The column 'C.G. Speedup' in Table 4 shows the performance improvement from the phase of common global variables reassignment. The next column shows that the performance improvement of average 1.233 can be achieved when the compiler applies integrating approach.

| Program  | C.G. Speedup | Integrating Speedup |
|----------|--------------|---------------------|
| compress | 1.0569       | 1.352               |
| espresso | 1.0028       | 1.068               |
| grep     | 1            | 1.027               |
| lex      | 1.0419       | 1.113               |
| li       | 1            | 1.662               |
| yacc     | 1.0031       | 1.177               |

Table 4: Result of integrating approach

# 5 Conclusions

Based on the program analysis in section 2, we employed the common global variable reassignment and the integrated approach to optimize the register usage and then to reduce the procedure call overhead. We do the inlining under the constraints depicted and also considering the interactions with the register allocation to avoid the additional penalty. On the other hand, with the help of inlining, the interprocedural register allocation could avoid having the worst-case treatment at all call sites of the callee.

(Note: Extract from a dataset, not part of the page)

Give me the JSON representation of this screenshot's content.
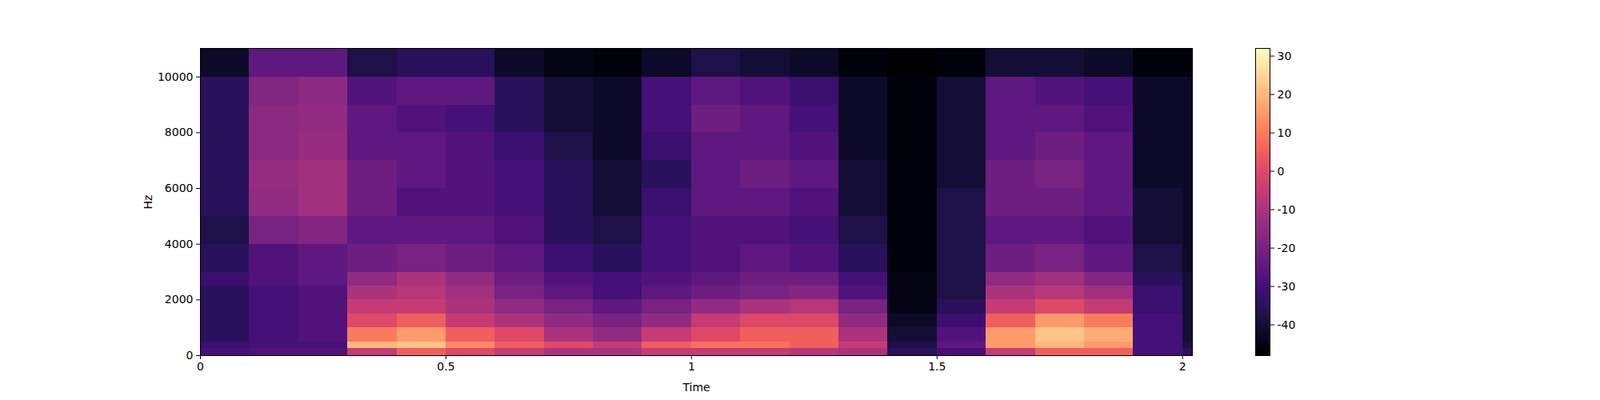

The experimental results show that this integrated approach we applied to reduce the procedure call overhead can achieve a significant speed-up which is better than previous work that performed either of them independently.

#### References

- [1] V. Santhanam and D. Odnert, "Register Allocation Across Procedure and Module Boundaries," Proceedings of the ACM SIGPLAN'90 Conference on Programming Language Design and Implementation, pp. 28-39, June 1990.
- [2] F. C. Chow, "Minimizing Register Usage Penalty at Procedure Calls," Proceedings of the SIG-PLAN'88 Conference on Programming Language Design and Implementation, pp. 85-94, June 1988.
- [3] D. W. Wall, "Global Register Allocation at Link Time," Proceedings of the SIGPLAN '86 Symposium on Compiler Construction, pp. 264-275, June 1986.
- [4] Jack W. Davidsion and Anne M. Holler, "Subprogram Inlining: A Study of its Effects on Program Execution Time," *IEEE Transactions on* Software Engineering, Vol. 18, No. 2, pp. 89-102, February 1992.
- [5] K. D. Cooper, M. W. Hall, and L. Torczon, "An Experiment with Inline Substitution," Software-Practice and Experience, Vol. 21(6), pp. 581-601, June 1991.
- [6] M.-C. Chang, F. Lai, and R.-J. Shang, "Exploiting Instruction-Level Parallelism with the Conjugate Register File Scheme," Proceedings of the 25th Annual International Symposium on Microarchitecture, pp. 29-32, December 1992.